Today at the PAT-CG meeting Chris Wood mentioned that Cloudflare would also be interested in operating open-source MPC protocols like DivviUp and potentially IPA. So that's another specific answer to your question @alexWhitworth =).

[martinthomson]

cc @chris-wood who can probably qualify that more precisely.

[alextcone]

It’s hard for me to believe that any public cloud provider would turn down digital advertising compute. In fact I would assume all of them are salivating watching this work and the related work at IETF. I think the question is, do we intend to look to the cloud providers themselves for being responsible and responsive for issues with their implementation? The Divviup example shows us that at least some browsers would trust a service provider built on top of the public cloud provider. I presume this is in part because Mozilla is on the board of ISRG. It’s noteworthy that OVHCloud and Amazon are also on the board. Cisco as well. Ultimately, I realize it’s up to user agents to decide who to encrypt toward, but I cannot imagine there are cloud companies or honestly anyone else who will say “not interested.”

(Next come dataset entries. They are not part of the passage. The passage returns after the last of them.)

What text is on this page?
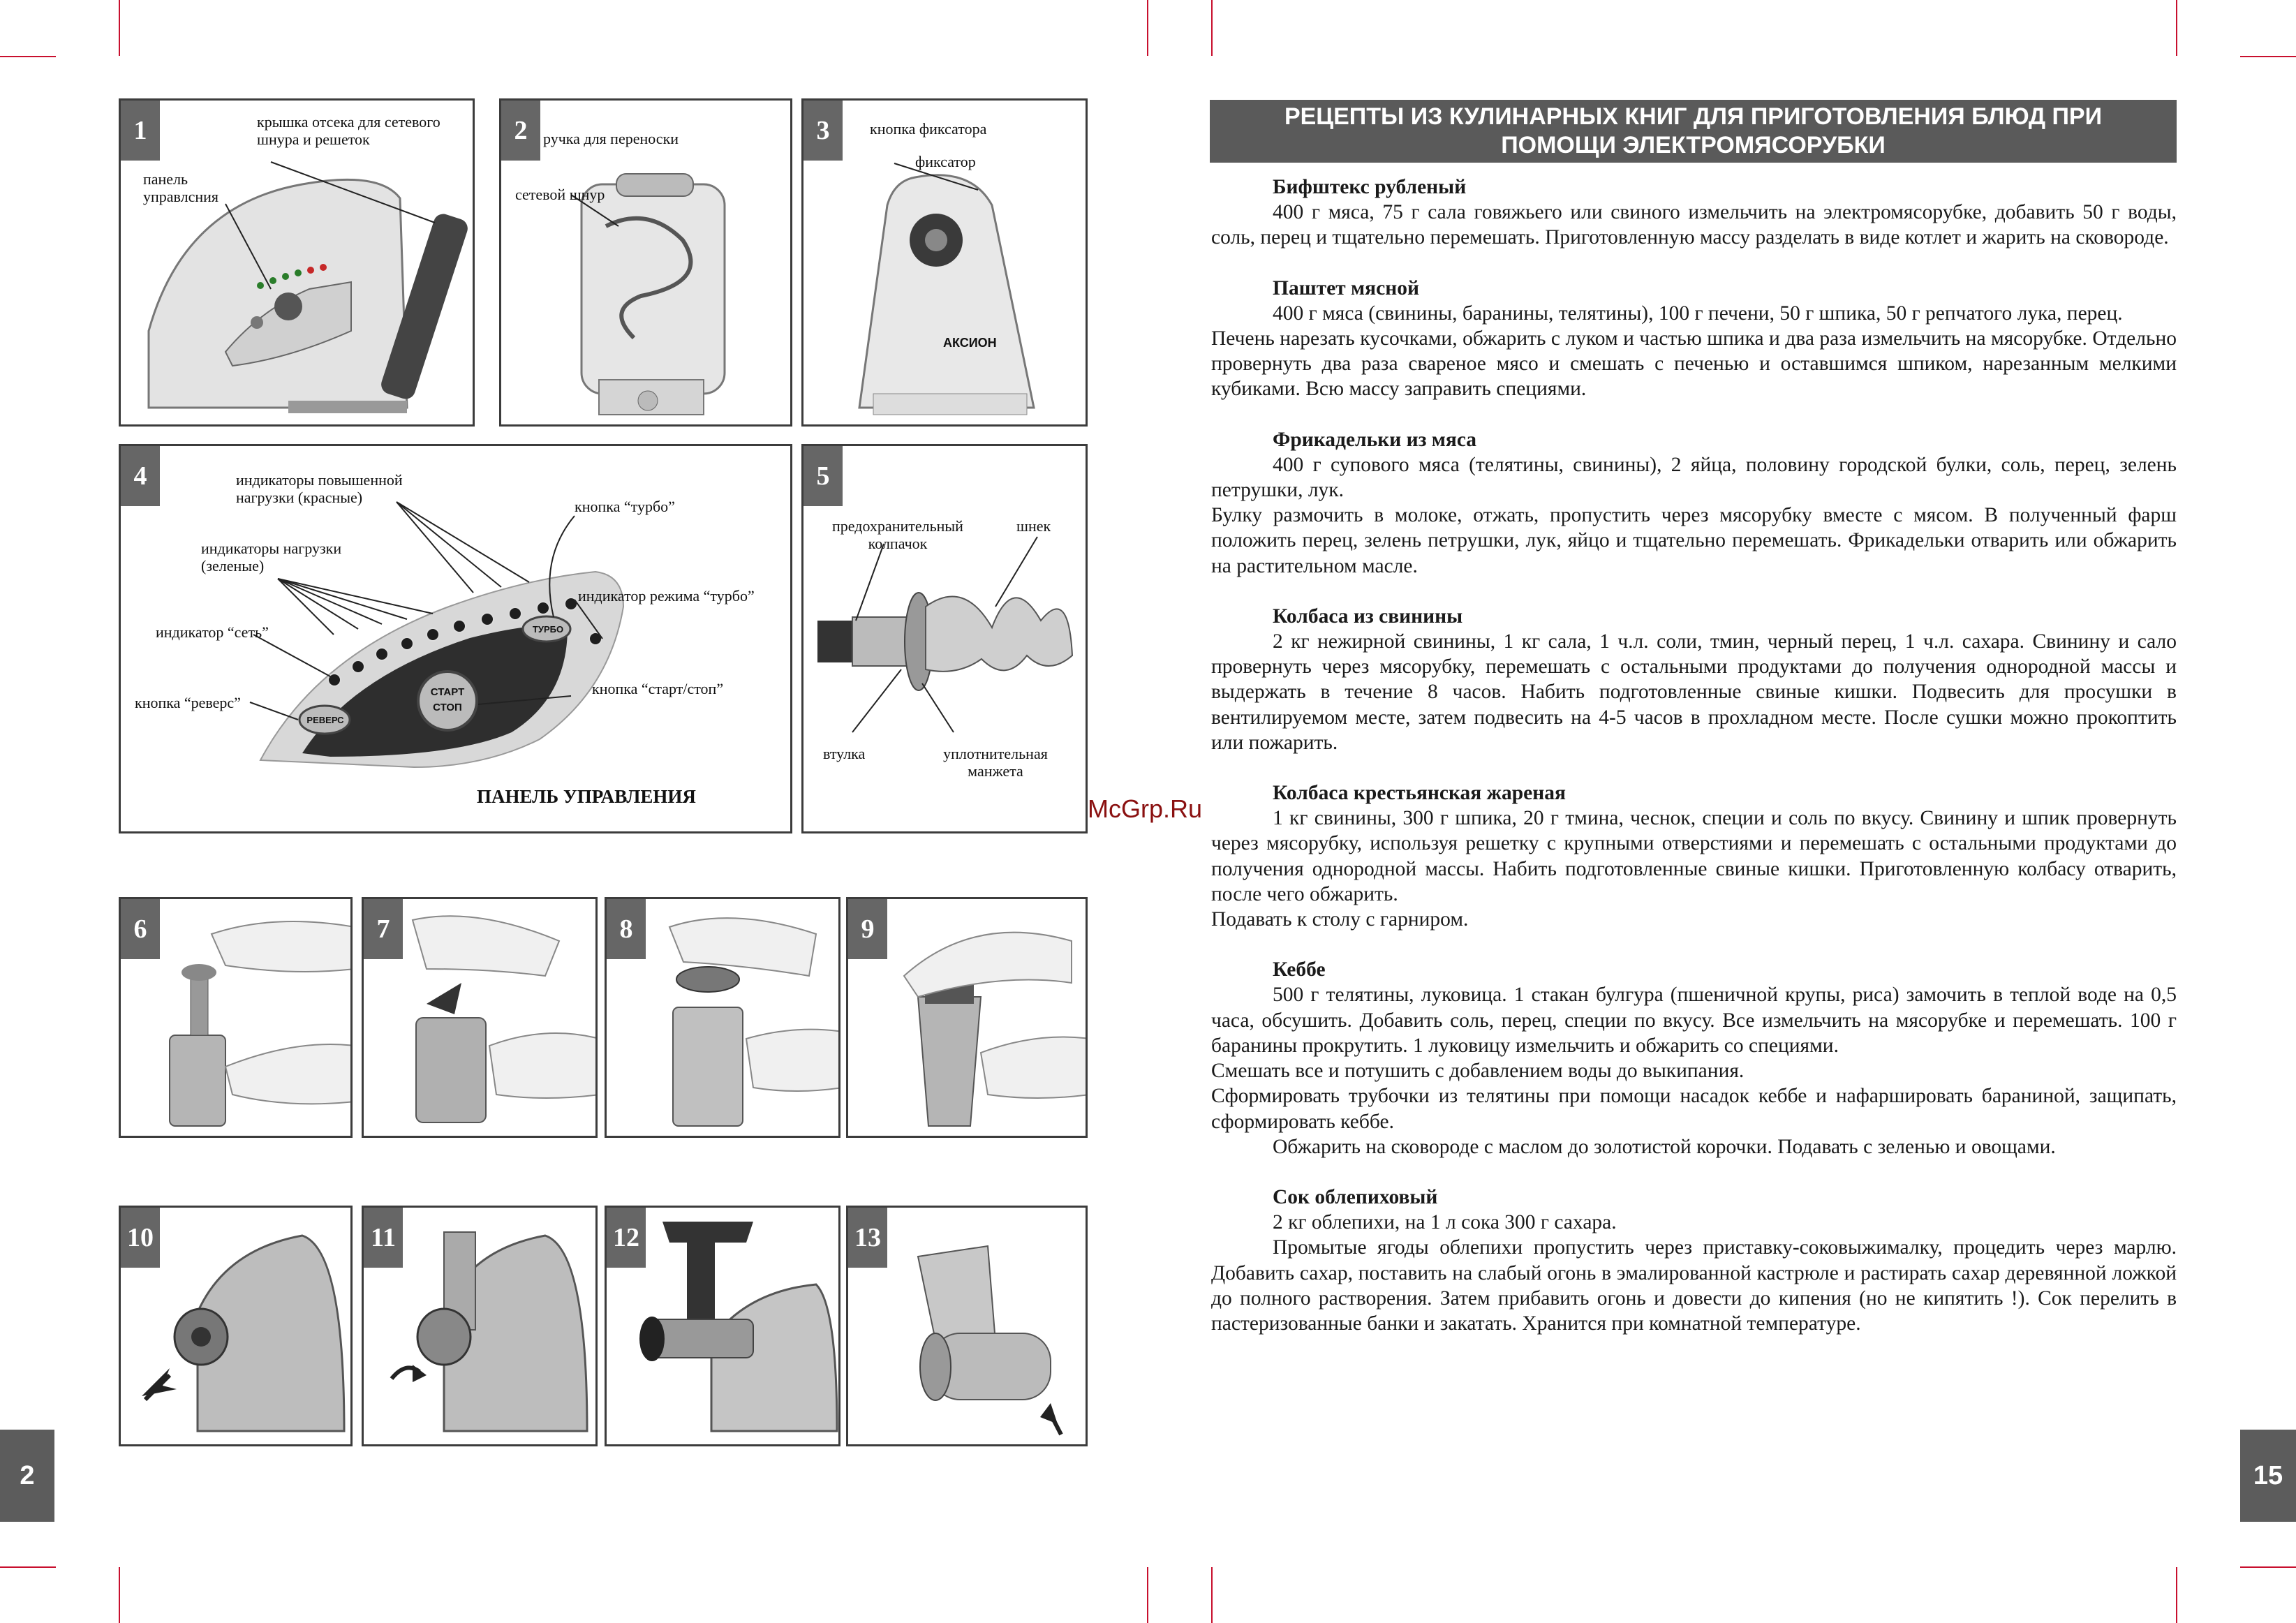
1	крышка отсека для сетевого шнура и решеток
панель управлсния
2	ручка для переноски
сетевой шнур
3	кнопка фиксатора
фиксатор
АКСИОН
4	индикаторы повышенной нагрузки (красные)
кнопка “турбо”
индикаторы нагрузки (зеленые)
индикатор режима “турбо”
индикатор “сеть”
кнопка “старт/стоп”
кнопка “реверс”
ТУРБО
СТАРТ
СТОП
РЕВЕРС
ПАНЕЛЬ УПРАВЛЕНИЯ
5
предохранительный колпачок
шнек
втулка	уплотнительная манжета
6	7	8	9
10	11	12	13
2
McGrp.Ru
РЕЦЕПТЫ ИЗ КУЛИНАРНЫХ КНИГ ДЛЯ ПРИГОТОВЛЕНИЯ БЛЮД ПРИ
ПОМОЩИ ЭЛЕКТРОМЯСОРУБКИ
Бифштекс рубленый

400 г мяса, 75 г сала говяжьего или свиного измельчить на электромясорубке, добавить 50 г воды, соль, перец и тщательно перемешать. Приготовленную массу разделать в виде котлет и жарить на сковороде.

Паштет мясной

400 г мяса (свинины, баранины, телятины), 100 г печени, 50 г шпика, 50 г репчатого лука, перец.

Печень нарезать кусочками, обжарить с луком и частью шпика и два раза измельчить на мясорубке. Отдельно провернуть два раза свареное мясо и смешать с печенью и оставшимся шпиком, нарезанным мелкими кубиками. Всю массу заправить специями.

Фрикадельки из мяса

400 г супового мяса (телятины, свинины), 2 яйца, половину городской булки, соль, перец, зелень петрушки, лук.

Булку размочить в молоке, отжать, пропустить через мясорубку вместе с мясом. В полученный фарш положить перец, зелень петрушки, лук, яйцо и тщательно перемешать. Фрикадельки отварить или обжарить на растительном масле.

Колбаса из свинины

2 кг нежирной свинины, 1 кг сала, 1 ч.л. соли, тмин, черный перец, 1 ч.л. сахара. Свинину и сало провернуть через мясорубку, перемешать с остальными продуктами до получения однородной массы и выдержать в течение 8 часов. Набить подготовленные свиные кишки. Подвесить для просушки в вентилируемом месте, затем подвесить на 4-5 часов в прохладном месте. После сушки можно прокоптить или пожарить.

Колбаса крестьянская жареная

1 кг свинины, 300 г шпика, 20 г тмина, чеснок, специи и соль по вкусу. Свинину и шпик провернуть через мясорубку, используя решетку с крупными отверстиями и перемешать с остальными продуктами до получения однородной массы. Набить подготовленные свиные кишки. Приготовленную колбасу отварить, после чего обжарить.

Подавать к столу с гарниром.

Кеббе

500 г телятины, луковица. 1 стакан булгура (пшеничной крупы, риса) замочить в теплой воде на 0,5 часа, обсушить. Добавить соль, перец, специи по вкусу. Все измельчить на мясорубке и перемешать. 100 г баранины прокрутить. 1 луковицу измельчить и обжарить со специями.

Смешать все и потушить с добавлением воды до выкипания.

Сформировать трубочки из телятины при помощи насадок кеббе и нафаршировать бараниной, защипать, сформировать кеббе.

Обжарить на сковороде с маслом до золотистой корочки. Подавать с зеленью и овощами.

Сок облепиховый

2 кг облепихи, на 1 л сока 300 г сахара.

Промытые ягоды облепихи пропустить через приставку-соковыжималку, процедить через марлю. Добавить сахар, поставить на слабый огонь в эмалированной кастрюле и растирать сахар деревянной ложкой до полного растворения. Затем прибавить огонь и довести до кипения (но не кипятить !). Сок перелить в пастеризованные банки и закатать. Хранится при комнатной температуре.

15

Maybe a better way for me to frame it is, we can assume a lot of folks are going to raise their hands to run this system and no matter how you slice it the public clouds will make new compute money, so what criteria are important for filtering through all the interest?

[eriktaubeneck]

Folks, I opened What parties will participate in helper party networks? in the private-measurement repo to continue this conversation. I did my best to summarize points above, but please feel free to add more detail and continue the conversation there.